Gov.uk has lots of handy advice on their website if you are setting yourself up as self-employed.
Take Out Insurance
Depending on the type of business you’re running, you may need to take out business insurance.
If you have stock you may want to take out extra insurance to cover it or check if it can be covered under your current home insurance.
If your business involves giving professional advice to clients you may want to consider taking out Professional Indemnity Insurance. This will cover you for any claims made by dissatisfied clients.
If you’re going to have clients visiting you at home, then you may need Public Liability Insurance. This covers you if someone harms themselves on your premises – e.g. tripping over your doorstep.
Keep All Financial Records
When you run your own business you need to make sure that you’re on top of your accounts. Keep all paperwork, invoices and receipts – this will help you if you have to submit a VAT return or self-assessment.

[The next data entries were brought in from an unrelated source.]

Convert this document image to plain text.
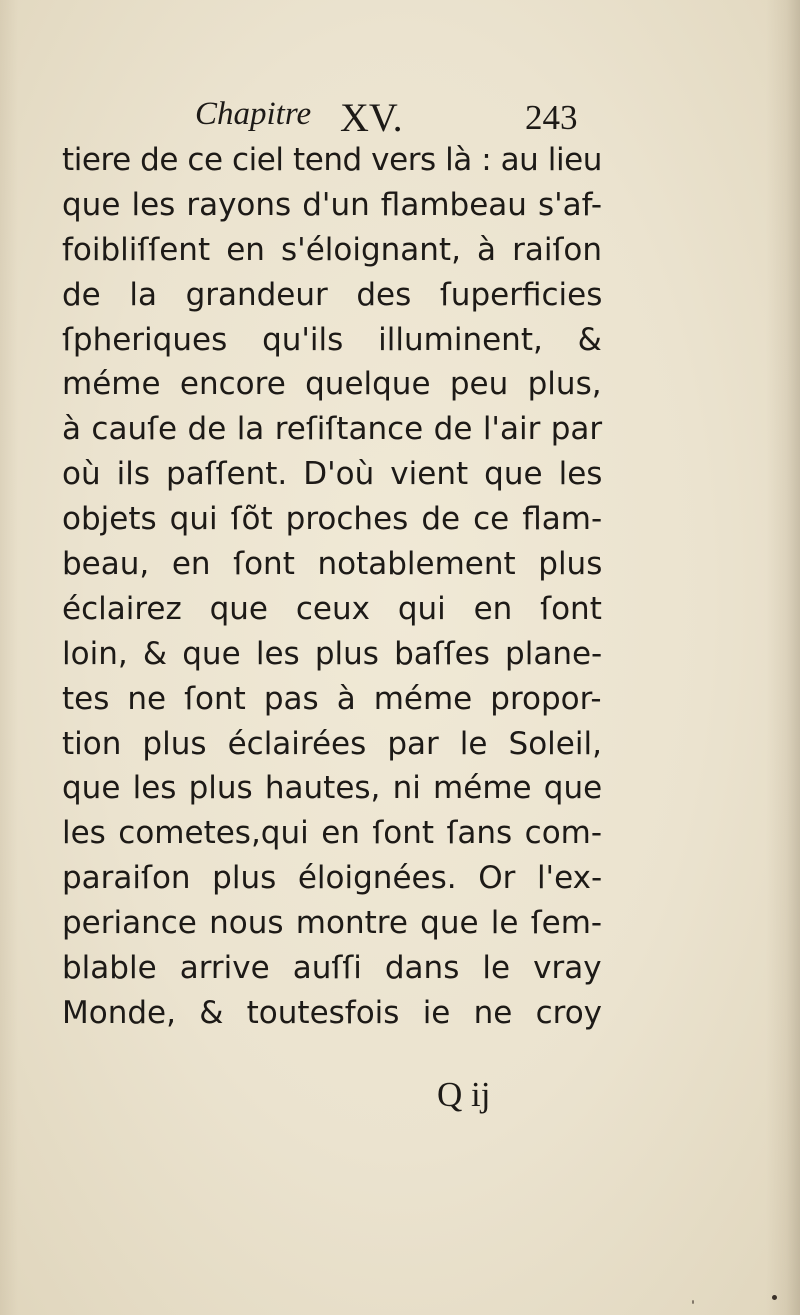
Chapitre XV.	243
tiere de ce ciel tend vers là : au lieu
que les rayons d'un flambeau s'af-
foibliſſent en s'éloignant, à raiſon
de la grandeur des ſuperficies
ſpheriques qu'ils illuminent, &
méme encore quelque peu plus,
à cauſe de la reſiſtance de l'air par
où ils paſſent. D'où vient que les
objets qui ſõt proches de ce flam-
beau, en ſont notablement plus
éclairez que ceux qui en ſont
loin, & que les plus baſſes plane-
tes ne ſont pas à méme propor-
tion plus éclairées par le Soleil,
que les plus hautes, ni méme que
les cometes,qui en ſont ſans com-
paraiſon plus éloignées. Or l'ex-
periance nous montre que le ſem-
blable arrive auſſi dans le vray
Monde, & toutesfois ie ne croy
Q ij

If it becomes too time-consuming you may want to consider hiring an accountant.
Pay your tax
When you’re self-employed it’s up to you to pay income tax and national insurance contributions on your earnings. You will need to register with HMRC first, and they’ll let you know when you need to file your self-assessment tax return.
You may be confident in doing this yourself, or you may want an accountant to file the returns for you.
Register for VAT
Your business only needs to be VAT registered when you have an annual turnover of £83,000 or more, so if you are just doing some freelance work here and there it’s probably not something you need to worry about.
However, if you are doing business on a larger scale then you’ll need to contact HMRC.
If you’ve been thinking about working for yourself, I hope these pointers have helped. Good luck!
*This blog post contains a sponsored link, but all ideas and views are my own.